The data class is only good for a select * from users. So we have an option to provide a custom class to pass items into.

While there is a lot of over information in the ITable object. It is necessary due to the lack of reflection on some platform. By over populating data it allows for more repeatable functions across platforms.

That being said this object is only utilzed when building a query.
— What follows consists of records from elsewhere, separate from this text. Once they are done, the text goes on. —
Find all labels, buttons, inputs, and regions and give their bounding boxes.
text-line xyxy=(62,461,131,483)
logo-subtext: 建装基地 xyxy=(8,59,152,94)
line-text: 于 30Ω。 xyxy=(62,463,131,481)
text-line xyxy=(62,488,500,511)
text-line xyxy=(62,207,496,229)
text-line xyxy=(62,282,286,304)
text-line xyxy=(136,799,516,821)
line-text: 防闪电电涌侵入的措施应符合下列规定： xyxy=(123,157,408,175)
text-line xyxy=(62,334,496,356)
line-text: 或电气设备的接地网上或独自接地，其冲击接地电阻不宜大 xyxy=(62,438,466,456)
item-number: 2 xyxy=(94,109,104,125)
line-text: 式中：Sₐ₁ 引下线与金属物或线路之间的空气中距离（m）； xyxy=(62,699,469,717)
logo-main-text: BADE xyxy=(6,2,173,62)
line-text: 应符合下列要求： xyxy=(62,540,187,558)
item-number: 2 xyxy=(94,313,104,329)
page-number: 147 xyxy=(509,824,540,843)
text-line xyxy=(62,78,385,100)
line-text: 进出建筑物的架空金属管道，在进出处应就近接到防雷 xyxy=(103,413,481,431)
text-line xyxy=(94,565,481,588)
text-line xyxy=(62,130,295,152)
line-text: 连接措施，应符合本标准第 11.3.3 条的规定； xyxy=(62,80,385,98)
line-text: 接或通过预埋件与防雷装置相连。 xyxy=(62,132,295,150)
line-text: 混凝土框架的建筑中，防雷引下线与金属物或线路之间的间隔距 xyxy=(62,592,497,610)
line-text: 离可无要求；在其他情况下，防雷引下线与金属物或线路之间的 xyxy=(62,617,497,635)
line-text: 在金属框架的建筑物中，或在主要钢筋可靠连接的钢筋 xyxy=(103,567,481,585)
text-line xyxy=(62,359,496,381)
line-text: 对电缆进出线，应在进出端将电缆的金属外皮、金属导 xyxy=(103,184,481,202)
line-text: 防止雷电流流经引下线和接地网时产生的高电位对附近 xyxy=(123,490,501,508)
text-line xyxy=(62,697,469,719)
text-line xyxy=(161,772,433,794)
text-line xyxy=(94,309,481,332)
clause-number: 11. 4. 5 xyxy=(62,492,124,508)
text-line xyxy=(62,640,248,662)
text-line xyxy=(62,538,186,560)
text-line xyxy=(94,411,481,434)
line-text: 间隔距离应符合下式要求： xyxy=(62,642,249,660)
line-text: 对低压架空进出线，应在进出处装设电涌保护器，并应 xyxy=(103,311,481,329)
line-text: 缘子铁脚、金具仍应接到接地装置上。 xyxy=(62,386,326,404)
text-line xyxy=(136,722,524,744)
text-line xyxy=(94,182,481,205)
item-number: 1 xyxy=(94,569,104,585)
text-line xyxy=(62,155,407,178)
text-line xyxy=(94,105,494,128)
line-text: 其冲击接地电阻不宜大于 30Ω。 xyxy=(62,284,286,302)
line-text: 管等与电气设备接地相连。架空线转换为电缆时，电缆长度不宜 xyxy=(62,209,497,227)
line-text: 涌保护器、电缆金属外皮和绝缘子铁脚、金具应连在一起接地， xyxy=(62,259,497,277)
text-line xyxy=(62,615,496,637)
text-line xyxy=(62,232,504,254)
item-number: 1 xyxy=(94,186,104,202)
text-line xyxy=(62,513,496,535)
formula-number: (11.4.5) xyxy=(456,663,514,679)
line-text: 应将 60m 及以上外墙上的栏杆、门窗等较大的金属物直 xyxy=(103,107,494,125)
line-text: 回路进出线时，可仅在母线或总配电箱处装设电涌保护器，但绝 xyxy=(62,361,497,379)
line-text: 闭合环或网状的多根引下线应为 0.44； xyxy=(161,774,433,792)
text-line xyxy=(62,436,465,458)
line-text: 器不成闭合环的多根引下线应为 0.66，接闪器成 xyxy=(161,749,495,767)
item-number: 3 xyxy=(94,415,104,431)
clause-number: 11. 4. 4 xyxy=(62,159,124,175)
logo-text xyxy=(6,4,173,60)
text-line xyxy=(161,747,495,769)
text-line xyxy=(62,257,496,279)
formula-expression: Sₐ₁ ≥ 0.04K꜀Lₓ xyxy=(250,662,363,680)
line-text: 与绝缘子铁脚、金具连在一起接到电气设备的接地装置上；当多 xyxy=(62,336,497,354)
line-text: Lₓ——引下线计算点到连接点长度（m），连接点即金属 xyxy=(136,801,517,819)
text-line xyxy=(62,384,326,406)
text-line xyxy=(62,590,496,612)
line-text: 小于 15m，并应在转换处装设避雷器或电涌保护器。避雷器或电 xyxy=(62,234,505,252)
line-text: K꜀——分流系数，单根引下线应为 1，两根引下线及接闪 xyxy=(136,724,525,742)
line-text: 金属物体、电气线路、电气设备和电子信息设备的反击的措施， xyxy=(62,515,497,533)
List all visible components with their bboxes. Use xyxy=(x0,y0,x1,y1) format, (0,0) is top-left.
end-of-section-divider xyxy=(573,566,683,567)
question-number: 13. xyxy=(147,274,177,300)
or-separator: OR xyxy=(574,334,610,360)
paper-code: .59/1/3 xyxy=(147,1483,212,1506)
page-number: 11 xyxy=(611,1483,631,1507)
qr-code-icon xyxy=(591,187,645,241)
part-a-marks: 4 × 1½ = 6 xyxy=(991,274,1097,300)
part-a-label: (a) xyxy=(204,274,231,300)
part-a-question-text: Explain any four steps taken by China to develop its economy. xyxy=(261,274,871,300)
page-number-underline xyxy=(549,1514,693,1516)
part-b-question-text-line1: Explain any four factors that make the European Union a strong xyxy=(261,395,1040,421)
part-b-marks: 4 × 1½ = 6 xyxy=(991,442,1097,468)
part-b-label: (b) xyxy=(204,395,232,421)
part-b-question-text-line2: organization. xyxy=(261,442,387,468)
With compiled queries we avoid that performance over head.

Gradle Plugin

To automatically generate this code a gradle plugin is provided. The snippet to configure the plugin follows. Flyway is a database migration utility. Allowing to build and apply migrations.

With CI/CD pulling the database information from the environment is recommended. For testing this it is provided as Gitlab CI/CD secrets. Allowing migrations to be performed during the CI process.

The second part is configuration for the gradle plugin. The differienating factors are:

  • platforms A lot of users only need JVM, if left blank it will build a multi platform project.
  • excludeTables Contains any tables that you do not want to generate code for. In this example we are excluding the FlyWay migration table.
plugins {
    id("design.animus.kotlin.frm.sql.schema.postgresql") version "0.1.0-SNAPSHOT"
    id("org.flywaydb.flyway") version "6.0.7"
}

val dbHost = System.getenv("pgDataBaseHost") ?: "localhost"
val db = System.getenv("pgDataBase") ?: "postgres"
val dbPort = (System.getenv("pgDataBasePort") ?: "5432").toInt()
val dbUser = System.getenv("pgDataBaseUser") ?: "postgres"
val dbPassword = System.getenv("pgDataBasePassword") ?: "postgres"

flyway {
    url = "jdbc:postgresql://$dbHost/$db?user=$dbUser&password=$dbPassword"
    schemas = arrayOf("example")
    locations = arrayOf("filesystem:$projectDir/main/resources")
}

databaseGeneratorConfig {
    dataBases = listOf(db)
    dataBaseHost = dbHost
    dataBaseUser = dbUser
    dataBasePassword = dbPassword
    dataBasePort = dbPort
    namespace = "design.animus.kotlin.frm.sql.example.jvm.postgres.generated"
    outputDir = "$projectDir/generated"
    dataBaseSchema = "example"
    platforms = setOf(design.animus.kotlin.frm.sql.schema.common.JVM)
    excludeTables = setOf("flyway_schema_history")
}

Tasks

  • buildSchema Will build the types from the schema
  • checkConnection Verifies your connection works.

Seperating Generated from Source Code

If you're using multi platform you may want this to be in a completely different module. But assuming it's like the above strictly JVM.

kotlin {
    sourceSets {
        main {
            kotlin.setSrcDirs(
                    mutableListOf("main", "generated")
            )

This will include the generated directory, and there by any built types. Into the project.

Closing

This is an initial introduction to the gradle plugin, and how the code is generated. The more I use Kotlin poet the more impressed I am with it. Generating types is just the tip of the ice berg.

Combiningt this with a gradle plugin has made for a easy way to buildout a type safe query builder.